To evaluate the role of TCR-mediated signaling through the calcineurin pathway for CD8 tolerance, B6 mice were conditioned with 3 Gy TBI/anti-CD154 and received an MHC-mismatched B10.A BMT with or without a 2-week course of daily CsA (Figure 1A). The initial rate of chimerism was similar in both groups. However, CsA-treated mice began to lose chimerism 4 weeks after CsA treatment was stopped. Chimerism was lost first in the granulocyte, then in the B-cell, and finally in the T-cell lineages. That this result was attributable to a failure of CD8 tolerance was proven by addition of CD8 depletion to the conditioning regimen (Figure 1B). No difference in the incidence or levels of chimerism was observed in CD8-depleted groups, regardless of CsA treatment. In mice not receiving CD8 depletion, chimerism loss was associated with recovery of donor-specific cytotoxic T-cell responses (Figure 1C) and gradual rejection of donor-type skin grafts placed on day 1 after BMT (Figure 1D).
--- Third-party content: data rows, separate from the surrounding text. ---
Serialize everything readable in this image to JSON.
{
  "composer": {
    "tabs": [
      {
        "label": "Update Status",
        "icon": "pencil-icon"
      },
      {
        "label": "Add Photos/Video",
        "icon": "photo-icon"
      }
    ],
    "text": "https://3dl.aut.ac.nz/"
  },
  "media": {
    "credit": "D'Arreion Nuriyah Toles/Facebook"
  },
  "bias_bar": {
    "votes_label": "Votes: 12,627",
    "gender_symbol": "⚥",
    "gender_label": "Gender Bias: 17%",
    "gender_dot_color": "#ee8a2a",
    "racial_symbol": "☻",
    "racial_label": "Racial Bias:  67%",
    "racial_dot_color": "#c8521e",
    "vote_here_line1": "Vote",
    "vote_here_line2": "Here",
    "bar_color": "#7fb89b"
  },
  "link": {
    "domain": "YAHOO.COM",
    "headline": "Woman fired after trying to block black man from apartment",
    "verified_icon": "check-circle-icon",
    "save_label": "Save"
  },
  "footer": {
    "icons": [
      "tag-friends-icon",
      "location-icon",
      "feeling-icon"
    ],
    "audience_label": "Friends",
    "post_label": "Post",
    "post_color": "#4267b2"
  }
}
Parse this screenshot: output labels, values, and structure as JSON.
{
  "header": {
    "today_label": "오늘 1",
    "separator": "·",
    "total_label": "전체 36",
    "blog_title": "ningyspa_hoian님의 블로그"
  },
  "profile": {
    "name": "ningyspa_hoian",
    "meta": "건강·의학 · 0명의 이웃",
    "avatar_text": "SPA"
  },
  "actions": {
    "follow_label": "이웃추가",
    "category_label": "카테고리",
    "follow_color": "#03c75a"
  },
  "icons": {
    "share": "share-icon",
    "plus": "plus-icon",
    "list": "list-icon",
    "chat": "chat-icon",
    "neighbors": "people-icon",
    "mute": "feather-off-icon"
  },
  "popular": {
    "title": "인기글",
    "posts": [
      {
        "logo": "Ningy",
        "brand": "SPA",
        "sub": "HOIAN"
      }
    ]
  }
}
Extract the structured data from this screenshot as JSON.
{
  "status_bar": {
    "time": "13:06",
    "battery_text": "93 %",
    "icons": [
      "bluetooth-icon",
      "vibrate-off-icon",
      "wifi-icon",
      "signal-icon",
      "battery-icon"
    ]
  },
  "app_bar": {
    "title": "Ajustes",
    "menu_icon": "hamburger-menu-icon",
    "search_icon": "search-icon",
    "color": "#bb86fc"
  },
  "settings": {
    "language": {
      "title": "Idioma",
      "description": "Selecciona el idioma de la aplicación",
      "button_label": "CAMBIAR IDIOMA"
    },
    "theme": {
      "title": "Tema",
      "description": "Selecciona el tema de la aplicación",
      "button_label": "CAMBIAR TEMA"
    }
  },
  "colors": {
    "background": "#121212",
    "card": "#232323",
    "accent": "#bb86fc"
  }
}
In all groups, third-party skin grafts were rejected with similar kinetics.

We have previously demonstrated that tolerance induction of peripheral CD8 cells with anti-CD154 and allogeneic BMT is associated with deletion of donor-reactive peripheral CD8 T cells over a period of approximately 10 days.¹²  To investigate whether CsA treatment interfered with deletion of peripheral donor-reactive CD8 cells, we used the 2C TCR transgenic model in which CD8 T cells express a directly alloreactive TCR recognizing L^d. In a first step, we generated 2C/B6 syn-chimeric mice (described in Haspot et al¹³ ) expressing the 2C TCR on a subpopulation of CD8 T cells. These mice then received 3 Gy TBI/anti-CD154 followed by allogeneic BMT from a donor strain expressing the L^d ligand (B10.A), with or without CsA treatment for 28 days. Again, a similar incidence and level of early chimerism were observed in the untreated and CsA-treated groups (Figure 1E). During that initial period, donor-specific TCR transgenic CD8 T-cell deletion also was similar between the 2 groups (Figure 1F). However, after 4 weeks after BMT, the CsA-treated animals again began to slowly lose chimerism. This decrease in chimerism was associated with a gradual increase in the percentage of 2C⁺ CD8 cells in peripheral blood (Figure 1F). Comparison of Figure 1E and F shows that 2C CD8-cell recovery coincided with chimerism loss in CsA-treated mice.

Taken together, these experiments demonstrated that CsA treatment in recipients of allogeneic BMT with anti-CD154 is detrimental for CD8 but not CD4 tolerance. CsA treatment is associated with incomplete deletion and gradual expansion of donor-reactive CD8 cells, which eventually reject the donor BM graft.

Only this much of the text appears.